Arbeitnehmer-Überlassung

Gemeinsam geht es besser


Braunschweig und Göttingen: Netzwerke helfen auch in der Krise

Wendeburg. Drei Buchstaben werden zum Erfolgsmodell: KIM, die Kooperations-Initiative Maschinenbau, hat sich in der Region Braunschweig bewährt.

„Weil der Nutzen für jedes Unternehmen größer ist als der finanzielle Aufwand“, sagt Jürgen  Elstermann, Geschäftsführer der FMA Elstermann GmbH in Wendeburg, handelt es sich um eine Doppelsieg-Si­tuation („Win-win“).

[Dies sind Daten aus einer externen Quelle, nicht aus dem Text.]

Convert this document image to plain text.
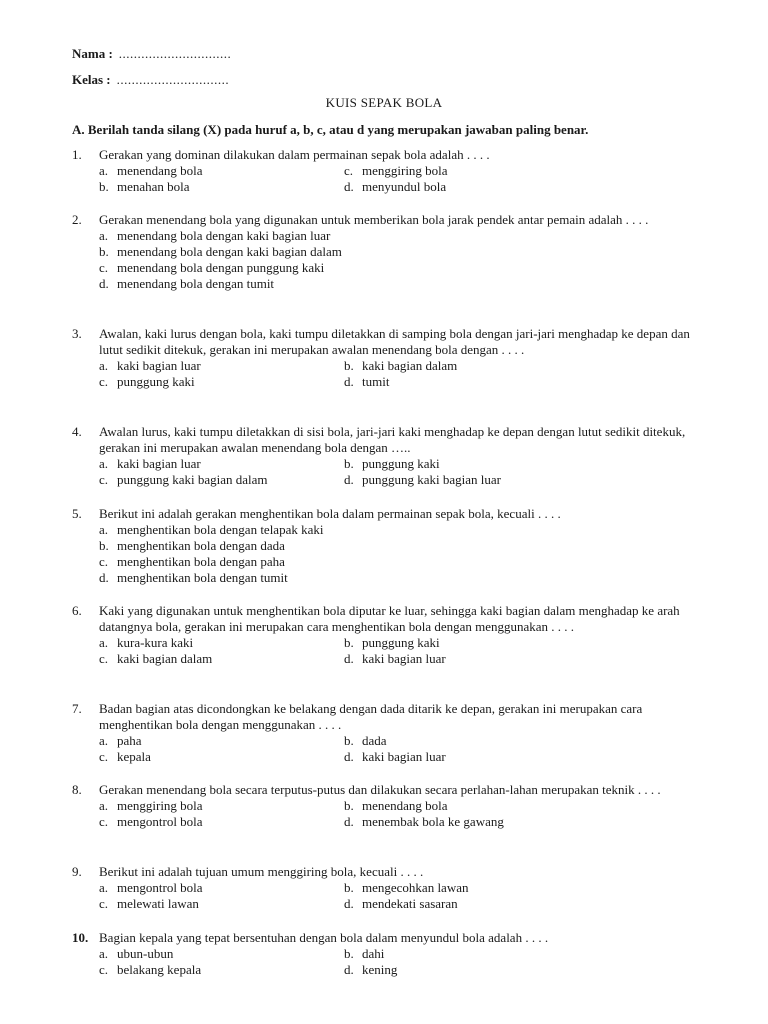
Nama : ..............................
Kelas : ..............................
KUIS SEPAK BOLA
A. Berilah tanda silang (X) pada huruf a, b, c, atau d yang merupakan jawaban paling benar.
1.	Gerakan yang dominan dilakukan dalam permainan sepak bola adalah . . . .
a. menendang bola	c. menggiring bola
b. menahan bola	d. menyundul bola
2.	Gerakan menendang bola yang digunakan untuk memberikan bola jarak pendek antar pemain adalah . . . .
a. menendang bola dengan kaki bagian luar
b. menendang bola dengan kaki bagian dalam
c. menendang bola dengan punggung kaki
d. menendang bola dengan tumit
3.	Awalan, kaki lurus dengan bola, kaki tumpu diletakkan di samping bola dengan jari-jari menghadap ke depan dan lutut sedikit ditekuk, gerakan ini merupakan awalan menendang bola dengan . . . .
a. kaki bagian luar	b. kaki bagian dalam
c. punggung kaki	d. tumit
4.	Awalan lurus, kaki tumpu diletakkan di sisi bola, jari-jari kaki menghadap ke depan dengan lutut sedikit ditekuk, gerakan ini merupakan awalan menendang bola dengan …..
a. kaki bagian luar	b. punggung kaki
c. punggung kaki bagian dalam	d. punggung kaki bagian luar
5.	Berikut ini adalah gerakan menghentikan bola dalam permainan sepak bola, kecuali . . . .
a. menghentikan bola dengan telapak kaki
b. menghentikan bola dengan dada
c. menghentikan bola dengan paha
d. menghentikan bola dengan tumit
6.	Kaki yang digunakan untuk menghentikan bola diputar ke luar, sehingga kaki bagian dalam menghadap ke arah datangnya bola, gerakan ini merupakan cara menghentikan bola dengan menggunakan . . . .
a. kura-kura kaki	b. punggung kaki
c. kaki bagian dalam	d. kaki bagian luar
7.	Badan bagian atas dicondongkan ke belakang dengan dada ditarik ke depan, gerakan ini merupakan cara menghentikan bola dengan menggunakan . . . .
a. paha	b. dada
c. kepala	d. kaki bagian luar
8.	Gerakan menendang bola secara terputus-putus dan dilakukan secara perlahan-lahan merupakan teknik . . . .
a. menggiring bola	b. menendang bola
c. mengontrol bola	d. menembak bola ke gawang
9.	Berikut ini adalah tujuan umum menggiring bola, kecuali . . . .
a. mengontrol bola	b. mengecohkan lawan
c. melewati lawan	d. mendekati sasaran
10. Bagian kepala yang tepat bersentuhan dengan bola dalam menyundul bola adalah . . . .
a. ubun-ubun	b. dahi
c. belakang kepala	d. kening
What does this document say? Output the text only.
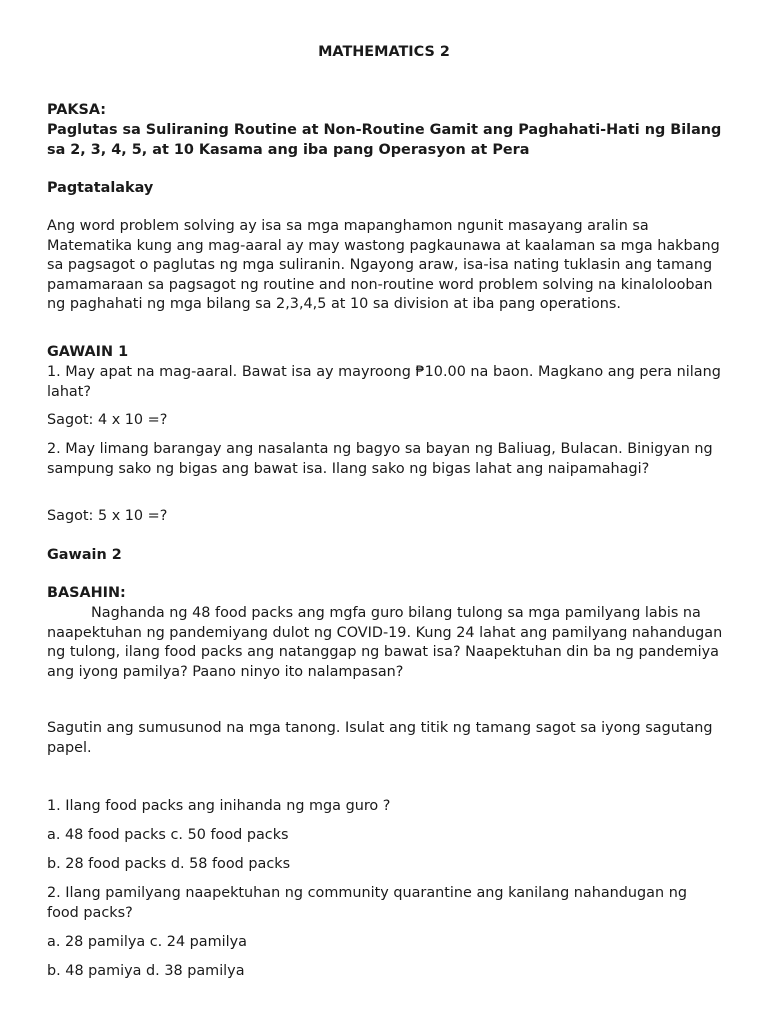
MATHEMATICS 2

PAKSA:

Paglutas sa Suliraning Routine at Non-Routine Gamit ang Paghahati-Hati ng Bilang sa 2, 3, 4, 5, at 10 Kasama ang iba pang Operasyon at Pera

Pagtatalakay

Ang word problem solving ay isa sa mga mapanghamon ngunit masayang aralin sa Matematika kung ang mag-aaral ay may wastong pagkaunawa at kaalaman sa mga hakbang sa pagsagot o paglutas ng mga suliranin. Ngayong araw, isa-isa nating tuklasin ang tamang pamamaraan sa pagsagot ng routine and non-routine word problem solving na kinalolooban ng paghahati ng mga bilang sa 2,3,4,5 at 10 sa division at iba pang operations.

GAWAIN 1

1. May apat na mag-aaral. Bawat isa ay mayroong ₱10.00 na baon. Magkano ang pera nilang lahat?

Sagot: 4 x 10 =?

2. May limang barangay ang nasalanta ng bagyo sa bayan ng Baliuag, Bulacan. Binigyan ng sampung sako ng bigas ang bawat isa. Ilang sako ng bigas lahat ang naipamahagi?

Sagot: 5 x 10 =?

Gawain 2

BASAHIN:

Naghanda ng 48 food packs ang mgfa guro bilang tulong sa mga pamilyang labis na naapektuhan ng pandemiyang dulot ng COVID-19. Kung 24 lahat ang pamilyang nahandugan ng tulong, ilang food packs ang natanggap ng bawat isa? Naapektuhan din ba ng pandemiya ang iyong pamilya? Paano ninyo ito nalampasan?

Sagutin ang sumusunod na mga tanong. Isulat ang titik ng tamang sagot sa iyong sagutang papel.

1. Ilang food packs ang inihanda ng mga guro ?

a. 48 food packs c. 50 food packs

b. 28 food packs d. 58 food packs

2. Ilang pamilyang naapektuhan ng community quarantine ang kanilang nahandugan ng food packs?

a. 28 pamilya c. 24 pamilya

b. 48 pamiya d. 38 pamilya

Vor neun Jahren startete das Pilotprojekt: Zwölf Unternehmen, der Arbeitgeberverband und die IG Metall schlossen sich zusammen. Das Modell ist ansteckend: Inzwischen ist die KIM-Familie auf 22 gewachsen.

Abgestimmte Auslastung

Die Betriebe, die nicht in Konkurrenz zueinander stehen, stimmen dabei ihre Auslastung aufeinander ab. Das heißt: Hat ein Betrieb zeitweise einen Personalüberschuss, während in einem anderen Unternehmen Überstunden geleistet werden müssen, können beide Firmen Personal austauschen. Zurzeit macht vor allem der Gleitlagerhersteller Zollern BHW in Braunschweig davon Gebrauch.

Dafür haben die Tarifpartner eigens einen Tarifvertrag „Ar­beit­neh­mer-Überlassung“ ab­geschlossen – einmalig in Deutsch­­land.

„Der Ehrenkodex heißt: Wir jagen uns nicht gegenseitig Fachkräfte ab“, beteuert Elstermann.

Die Regeln werden eingehalten. Von 25 bis 1.000 Mitarbeiter sind die Be­triebe groß. Ihr vielfältiges Know-how macht stark beim Hereinholen von Aufträgen. Elstermann: „Einige hätten Aufträge in dem Umfang nie be­kommen, würden sie sich nicht gemeinsam bewerben.“

Zur KIM-Familie zählt auch Voith Turbo Scharfenberg in Salzgitter. Das Bahntechnik-Unternehmen  hat dank großer Nachfrage aus Fernost volle Auftragsbücher. Davon profitiert zurzeit auch der Maschinenbauer Lanico in Braunschweig – ebenfalls KIM-Mitglied. Voith Turbo lässt anspruchsvolle mechanische Bearbeitungen von Lanico ausführen.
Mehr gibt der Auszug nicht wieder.